« Avant l’orage »
L’exposition « Avant l’orage » présentée actuellement à la collection Pinault de la Bourse de commerce de Paris propose un cheminement articulé sur le bouleversement induit par le dérèglement climatique et l’alerte que crée cette situation sur notre planète.

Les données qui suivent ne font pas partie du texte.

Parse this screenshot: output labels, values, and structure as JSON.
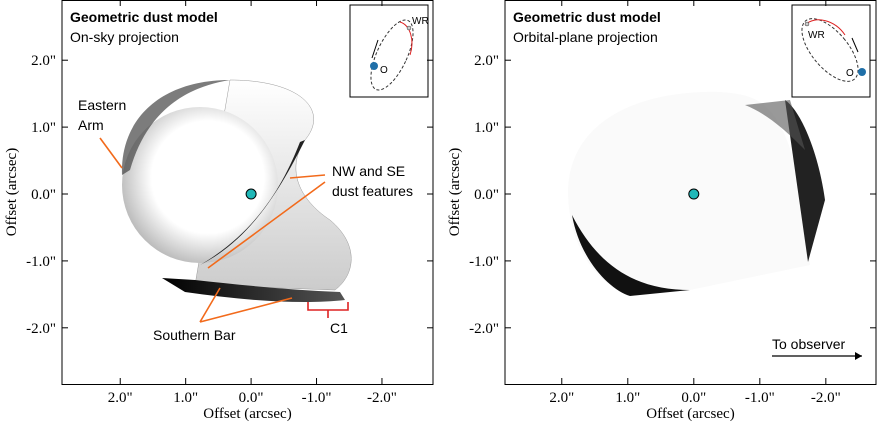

« Dans l’urgence du présent comme dans l’œil d’un cyclone, l’obscurité et la lumière, le printemps et l’hiver, la pluie et le soleil, le jour et la nuit, l’humain et le non-humain cohabitent au sein de cet accrochage inédit d’œuvres de la collection. »

Tropeaolum
Dans cet oeil du cyclone, c’est à dire la rotonde de la Bourse du commerce, Tropeaolum de Danh Vo impose sa monumentale installation dans une serre de métal, de béton et de pierre évoquant un territoire mutant. Les troncs et branches d’arbres foudroyés et victimes des intempéries, issues des forêts françaises, sont inclus dans une scénographie où ces vestiges d’un monde vivant sont soutenus par des étais de bois, provenant des forêts durables de l’ homme d’affaires Craig McNamara, créateur de « Sierra Orchards », une ferme biologique située en Californie. Ce nom rappelle un autre cataclysme puisque Craig McNamara n’est autre que le fils de Robert Mc Namara, secrétaire à la Défense de 1961 à 1968 sous les présidences Kennedy et Johnson et pendant la guerre du Viêt Nam. Le rôle de Robert Mc Namara durant cette guerre du Viêt Nam fut controversé, puisque c’est sous son mandat qu’eurent lieu l’emploi de l’agent orange et l’opération Rolling Thunder, campagne de bombardements aériens intensif effectués par l’USAF, l’US Navy et la Force aérienne du Sud-Viêt Nam contre le Nord-Viêt Nam et le Laos, De plus en plus controversé McNamara remit sa démission en 1968.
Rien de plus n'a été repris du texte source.